The success of policy interventions is frequently stymied by the inability to induce take-up in target populations. In this article, I show that local advertising in combination with small financial lotteries increases the likelihood that low-income students apply for and receive state aid. I isolate causal impacts by estimating the change in completed aid applications in high schools where the advertising program was canceled due to the expiration of private funding compared with high schools that never participated in the advertising program. Using this differences-in-differences framework, I find that state aid applications declined by approximately 3% to 4% (or roughly four to six applications per high school). Furthermore, postsecondary enrollment in 4-year public colleges declined by about one-half to one percentage point in impacted high schools. These results suggest that small incentives may be a cost-effective means of promoting program take-up for marginal students.


Improving College Access at Low-Income High Schools?

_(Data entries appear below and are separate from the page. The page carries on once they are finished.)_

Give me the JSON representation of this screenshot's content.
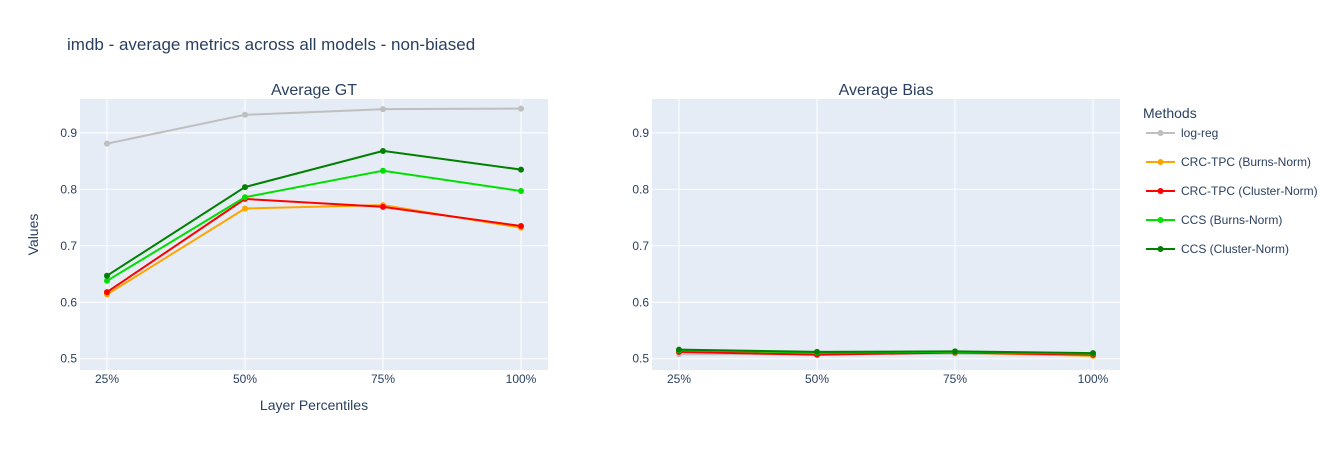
{
  "title": "imdb - average metrics across all models - non-biased",
  "legend": {
    "title": "Methods",
    "placement": "right"
  },
  "chart_data": [
    {
      "type": "line",
      "title": "Average GT",
      "xlabel": "Layer Percentiles",
      "ylabel": "Values",
      "categories": [
        "25%",
        "50%",
        "75%",
        "100%"
      ],
      "ylim": [
        0.48,
        0.96
      ],
      "yticks": [
        0.5,
        0.6,
        0.7,
        0.8,
        0.9
      ],
      "grid": true,
      "series": [
        {
          "name": "log-reg",
          "color": "#bfbfbf",
          "values": [
            0.881,
            0.932,
            0.942,
            0.943
          ]
        },
        {
          "name": "CRC-TPC (Burns-Norm)",
          "color": "#ffa500",
          "values": [
            0.614,
            0.766,
            0.772,
            0.732
          ]
        },
        {
          "name": "CRC-TPC (Cluster-Norm)",
          "color": "#ff0000",
          "values": [
            0.618,
            0.783,
            0.769,
            0.735
          ]
        },
        {
          "name": "CCS (Burns-Norm)",
          "color": "#00e000",
          "values": [
            0.638,
            0.786,
            0.833,
            0.797
          ]
        },
        {
          "name": "CCS (Cluster-Norm)",
          "color": "#008000",
          "values": [
            0.647,
            0.804,
            0.868,
            0.835
          ]
        }
      ]
    },
    {
      "type": "line",
      "title": "Average Bias",
      "xlabel": "",
      "ylabel": "",
      "categories": [
        "25%",
        "50%",
        "75%",
        "100%"
      ],
      "ylim": [
        0.48,
        0.96
      ],
      "yticks": [
        0.5,
        0.6,
        0.7,
        0.8,
        0.9
      ],
      "grid": true,
      "series": [
        {
          "name": "log-reg",
          "color": "#bfbfbf",
          "values": [
            0.508,
            0.508,
            0.509,
            0.507
          ]
        },
        {
          "name": "CRC-TPC (Burns-Norm)",
          "color": "#ffa500",
          "values": [
            0.513,
            0.508,
            0.511,
            0.505
          ]
        },
        {
          "name": "CRC-TPC (Cluster-Norm)",
          "color": "#ff0000",
          "values": [
            0.512,
            0.507,
            0.511,
            0.507
          ]
        },
        {
          "name": "CCS (Burns-Norm)",
          "color": "#00e000",
          "values": [
            0.515,
            0.511,
            0.512,
            0.509
          ]
        },
        {
          "name": "CCS (Cluster-Norm)",
          "color": "#008000",
          "values": [
            0.516,
            0.512,
            0.513,
            0.51
          ]
        }
      ]
    }
  ]
}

The Impact of GEAR UP Iowa on Postsecondary Enrollment and Persistence
Nicholas Bowman et al.
Educational Evaluation and Policy Analysis, forthcoming

Abstract:

GEAR UP (Gaining Early Awareness and Readiness for Undergraduate Programs) is a federal program designed to promote college access and success for students from low-income backgrounds. Although some literature has examined K–12 outcomes, little research has explored the extent to which GEAR UP achieves its intended postsecondary objectives. The present study used a difference-in-differences design with a sample of 17,605 students to explore the impact of GEAR UP Iowa on college enrollment and persistence. The findings indicate that GEAR UP Iowa promotes the college enrollment of high school graduates by 3 to 4 percentage points, whereas it appears to have no effect on college persistence. Results are similar regardless of students’ socioeconomic status, race/ethnicity, sex, and K–12 special education status.


Cool to be Smart or Smart to be Cool? Understanding Peer Pressure in Education
Leonardo Bursztyn, Georgy Egorov & Robert Jensen
Review of Economic Studies, forthcoming

Abstract:

We model and test two school-based peer cultures: one that stigmatizes effort and one that rewards ability. The model shows that either may reduce participation in educational activities when peers can observe participation and performance. We design a field experiment that allows us to test for, and differentiate between, these two concerns. We find that peer pressure reduces takeup of an SAT prep package virtually identically across two very different high school settings. However, the effects arise from very distinct mechanisms: a desire to hide effort in one setting and a desire to hide low ability in the other.